Darum gehts
- Alexandra Meissnitzer wird Director of Strategy & Public Affairs
- Nach Konflikt mit früherem FIS-Präsidenten nun in einer Schlüsselrolle
- Weltcupsiegerin will Skisport zukunftsfähiger machen und Athleten fördern
Noch vor wenigen Monaten stand Alexandra Meissnitzer (53) in einem offenen Konflikt mit der damaligen FIS-Führung. Vor dem Kongress in Belgrad im Juni kritisierte sie Ex-Präsident Johan Eliasch, der sie als «Leiterin für Sonderprojekte» eingestellt hatte. Daraufhin wurde der ehemalige Skistar von der Veranstaltung ausgeschlossen – ob Meissnitzer eine Zukunft bei der FIS haben würde, war nicht sicher.

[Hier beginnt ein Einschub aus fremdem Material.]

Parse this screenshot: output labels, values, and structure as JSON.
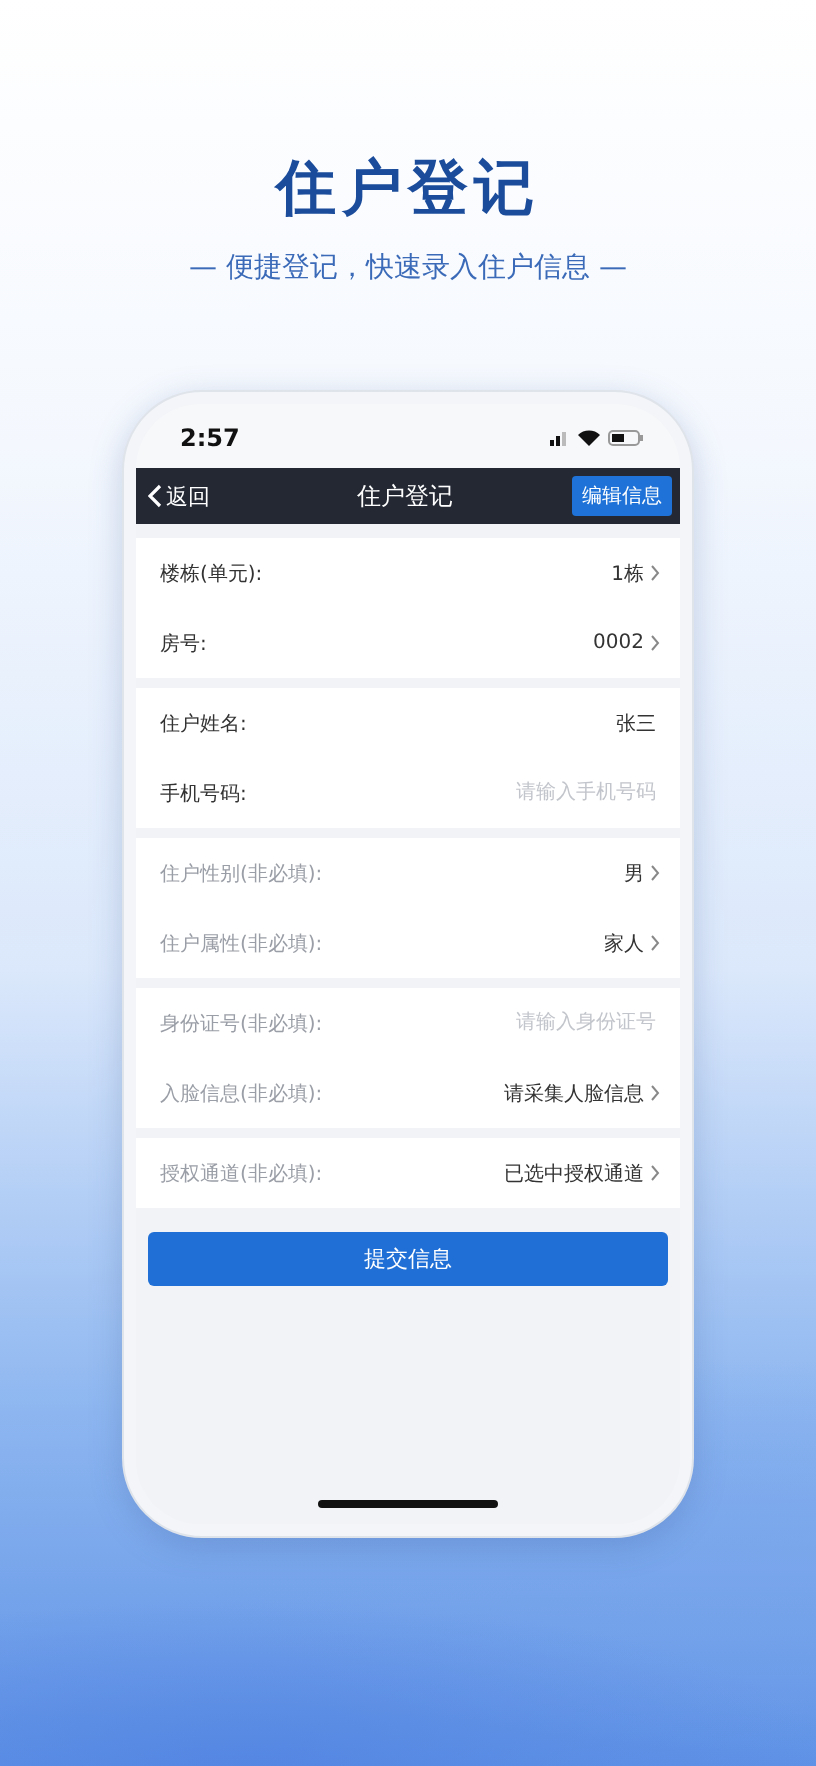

Jetzt übernimmt die Österreicherin beim internationalen Verband für Ski- und Snowboardsport eine neue, zentrale Rolle. Als Director of Strategy & Public Affairs wird sie unter dem neu gewählten Präsidenten Alexander Ospelt arbeiten und soll dabei helfen, den Skisport strategisch neu auszurichten. Als Leiterin für Sonderprojekte war die Super-G- und Riesenslalom-Weltmeisterin von 1999 dafür zuständig, den Schneesport besser, grösser und populärer zu machen.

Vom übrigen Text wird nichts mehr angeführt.